As one of these floating teachers, Burr teaches in five different rooms every day. He often scrambles from room to room moving lab equipment, at times being forced to leave his students unsupervised in order to get equipment.

FIVE CLASSROOMS A DAY- Bean Burr, science teacher, teaches science in 5 rooms a day. He has been teaching for over 25 years and this is his first experience floating. (Alexa Bu)

”Nobody wants to float. It’s hard work,” Burr said. “Everybody deserves their own classroom.”

Burr is not the only one that feels frustrated teaching in multiple classrooms. Ann Linsley, 30+ year IB Coordinator and AP Humans Geography teacher, switches between two classrooms and a cubicle every day.

“I am absolutely unorganized,” Linsley said. “I cannot teach out of a backpack.”

Without a classroom of her own, Linsley said she struggles with storing all her teaching materials. She has to move her supplies into a storage locker that she pays for out of pocket.

“It’s not ideal. I think everybody would love to have their own classroom,” says Principal Michael McDonough.

While some teachers have openly voiced their frustrations about floating, McDonough said that Bellaire will always have 15-20 floating teachers, but explains that there is a thought process behind it.

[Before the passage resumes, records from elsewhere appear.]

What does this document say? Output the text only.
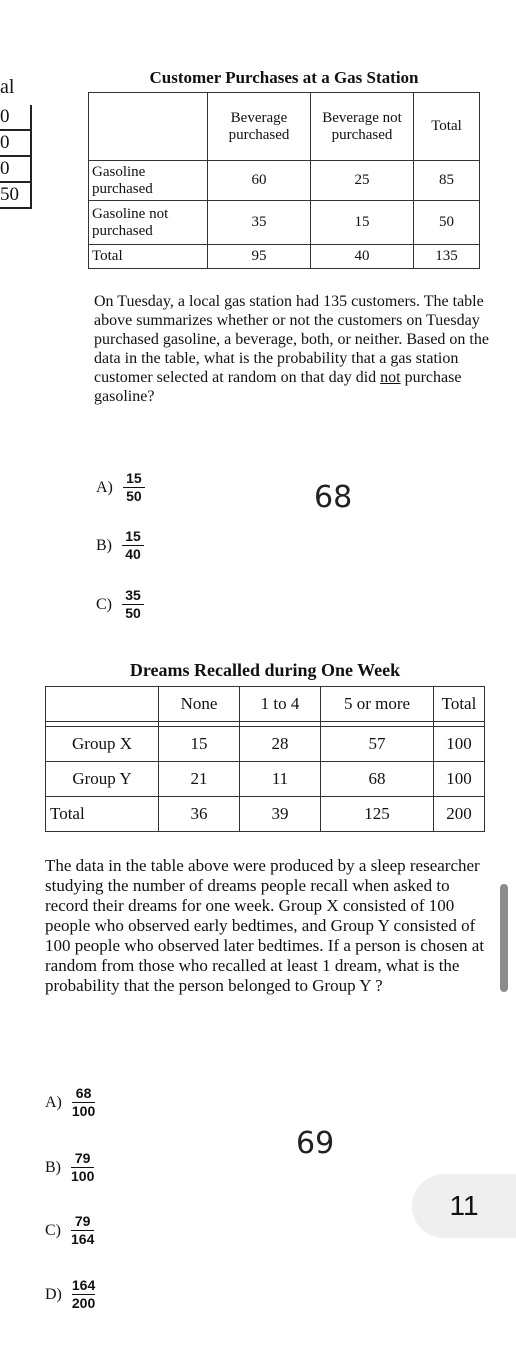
al
0
0
0
50
Customer Purchases at a Gas Station
	Beverage purchased	Beverage not purchased	Total
Gasoline purchased	60	25	85
Gasoline not purchased	35	15	50
Total	95	40	135
On Tuesday, a local gas station had 135 customers. The table above summarizes whether or not the customers on Tuesday purchased gasoline, a beverage, both, or neither. Based on the data in the table, what is the probability that a gas station customer selected at random on that day did not purchase gasoline?
$A) \frac{15}{50}$
$B) \frac{15}{40}$
$C) \frac{35}{50}$
68
Dreams Recalled during One Week
	None	1 to 4	5 or more	Total

Group X	15	28	57	100
Group Y	21	11	68	100
Total	36	39	125	200
The data in the table above were produced by a sleep researcher studying the number of dreams people recall when asked to record their dreams for one week. Group X consisted of 100 people who observed early bedtimes, and Group Y consisted of 100 people who observed later bedtimes. If a person is chosen at random from those who recalled at least 1 dream, what is the probability that the person belonged to Group Y ?
$A) \frac{68}{100}$
$B) \frac{79}{100}$
$C) \frac{79}{164}$
$D) \frac{164}{200}$
69
11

“…we did it with seniority, so two brand new [teachers] that we hired will float their first year here on campus,” says McDonough.

A big factor in deciding who will float is seniority. First-year and newer teachers float, along with coaches or teachers with not as many classes.

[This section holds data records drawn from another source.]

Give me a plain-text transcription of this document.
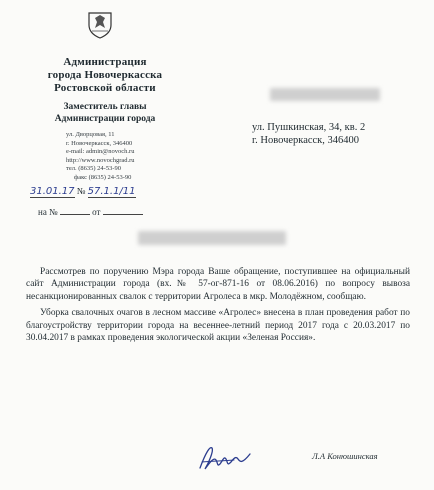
Администрация
города Новочеркасска
Ростовской области
Заместитель главы
Администрации города
ул. Дворцовая, 11
г. Новочеркасск, 346400
e-mail: admin@novoch.ru
http://www.novochgrad.ru
тел. (8635) 24-53-90
факс (8635) 24-53-90
31.01.17 № 57.1.1/11
на №	от
ул. Пушкинская, 34, кв. 2
г. Новочеркасск, 346400

Рассмотрев по поручению Мэра города Ваше обращение, поступившее на официальный сайт Администрации города (вх.№ 57-ог-871-16 от 08.06.2016) по вопросу вывоза несанкционированных свалок с территории Агролеса в мкр. Молодёжном, сообщаю.

Уборка свалочных очагов в лесном массиве «Агролес» внесена в план проведения работ по благоустройству территории города на весеннее-летний период 2017 года с 20.03.2017 по 30.04.2017 в рамках проведения экологической акции «Зеленая Россия».

Л.А Конюшинская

“It’s the people that have been here the longest that don’t have to float, even if they only have 100 kids,” Burr said. “Whereas I have 150 students to serve [but] I still have to float.” He said he doesn’t agree with this method of deciding who should have their own classroom.

AP Language and Academic English 3 teacher Jennifer Blessington has been at Bellaire for 6 years and teaches in her own classroom, although she does have someone float into her room during fourth period.

MORE SOCIALIZATION- English teacher Jennifer Blessington talks about the pros of sharing a classroom, including more socialization. While Blessington does not have to float this year, she floated during her first year at Bellaire. (Alexa Bu)

“I try to be really welcoming to the floaters because I’ve had to float before and I know that it can be very discombobulating,” Blessington said. “It’s not all negative though, it has some positives, it gets you out of your own little room.”

Blessington and new science teacher Lizabeth Richter became friends after seeing each other in the halls because they both leave their rooms during fourth period.

“I was under the impression that the new building would house almost all teachers with a room,” said Spanish teacher Freddy Davalos. “[That] wasn’t the case.”

According to Davalos, having to float is stretching some teachers’ limits.

“[Bellaire] was built on academics, yet it seems like in all of this, the academics are what is taking a hit,” Linsley said. “A building is not an education.”

Burr said floating has become too much for him to bear, and plans to leave Bellaire next year.

“I’m not happy with it,” Burr said. “I’m going to transfer to somewhere that has enough rooms for their teachers.”